Have I gone a tangent here? What does this have to do with God as our foundation?
Everything.
We can flounder, we can receive or not receive, we can give or not give, but we still fall back on Jesus Christ. I know He doesn't change even if I feel like everything is changing and I don't know how to keep up. Even in these times when I feel kind of lost in the head and just frantic He's still got me. He's still in control. He's still holding onto my life and won't let go.
After I received the results of my tests and thought about them, almost a day later I was thinking and praying about it with God. I had had a lot of cancer symptoms and I had the tests done because a specialist recommended them and also we needed to know what we were dealing with. Now that I know what I am dealing isn't life and death, I made a commitment to make the necessary changes. My family needs me healthy. God wants me healthy. I need to be healthy. It was like I felt like, "No, you aren't going to die anytime soon. You have a long life ahead of you. Get it together. Make the changes. Do what needs doing."
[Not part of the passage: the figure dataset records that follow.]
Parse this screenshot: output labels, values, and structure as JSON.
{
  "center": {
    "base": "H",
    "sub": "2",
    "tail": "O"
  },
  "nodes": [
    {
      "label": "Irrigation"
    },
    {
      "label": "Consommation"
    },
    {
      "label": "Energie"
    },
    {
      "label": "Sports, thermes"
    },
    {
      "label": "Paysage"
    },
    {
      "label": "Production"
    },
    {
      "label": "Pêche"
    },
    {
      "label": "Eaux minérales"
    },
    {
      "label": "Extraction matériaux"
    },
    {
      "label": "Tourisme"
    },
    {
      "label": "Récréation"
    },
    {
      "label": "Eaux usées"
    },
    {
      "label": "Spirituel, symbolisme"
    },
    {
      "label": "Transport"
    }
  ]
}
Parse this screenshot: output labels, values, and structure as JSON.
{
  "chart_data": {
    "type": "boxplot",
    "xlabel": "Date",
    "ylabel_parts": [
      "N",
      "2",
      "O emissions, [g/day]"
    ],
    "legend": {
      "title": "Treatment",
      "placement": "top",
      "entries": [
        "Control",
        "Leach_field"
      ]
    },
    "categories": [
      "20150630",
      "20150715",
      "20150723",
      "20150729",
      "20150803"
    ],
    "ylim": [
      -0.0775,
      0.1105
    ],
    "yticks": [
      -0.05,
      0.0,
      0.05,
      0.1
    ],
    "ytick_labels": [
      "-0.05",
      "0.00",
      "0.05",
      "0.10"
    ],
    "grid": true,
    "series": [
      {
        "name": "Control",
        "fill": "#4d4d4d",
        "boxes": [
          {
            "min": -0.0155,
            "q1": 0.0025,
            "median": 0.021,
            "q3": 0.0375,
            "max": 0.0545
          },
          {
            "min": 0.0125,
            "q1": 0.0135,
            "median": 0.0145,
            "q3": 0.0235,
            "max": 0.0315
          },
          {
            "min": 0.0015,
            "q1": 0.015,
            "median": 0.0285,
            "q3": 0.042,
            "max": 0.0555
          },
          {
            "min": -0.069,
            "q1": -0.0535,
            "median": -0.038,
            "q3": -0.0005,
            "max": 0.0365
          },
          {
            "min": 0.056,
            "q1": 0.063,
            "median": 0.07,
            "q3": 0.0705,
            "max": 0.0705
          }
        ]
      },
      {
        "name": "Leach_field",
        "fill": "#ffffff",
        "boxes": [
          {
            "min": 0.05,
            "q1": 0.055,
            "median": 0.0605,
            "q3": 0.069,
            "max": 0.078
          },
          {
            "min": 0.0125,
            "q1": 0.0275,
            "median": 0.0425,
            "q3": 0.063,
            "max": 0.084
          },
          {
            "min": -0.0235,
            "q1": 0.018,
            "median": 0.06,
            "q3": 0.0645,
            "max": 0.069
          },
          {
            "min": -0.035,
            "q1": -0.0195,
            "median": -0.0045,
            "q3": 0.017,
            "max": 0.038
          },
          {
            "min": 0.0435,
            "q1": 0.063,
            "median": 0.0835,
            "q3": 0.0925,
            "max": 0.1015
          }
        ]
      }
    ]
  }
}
Am I making sense? Why am I even sharing this? Maybe I am "perfectly blunt."
Well, not perfectly but blunt all the same.
If we go to Mark 16 Jesus says there are signs that will accompany those who believe. He says, "In My name they will cast out demons, they will speak with new tongues; they will pick up serpents, and if they drink any deadly poison, it shall not hurt them; they will lay hands on the sick, and they will recover."
That really doesn't describe my life.
But I am a Believer and this believer is going to see her body healed -- her outlook on herself too.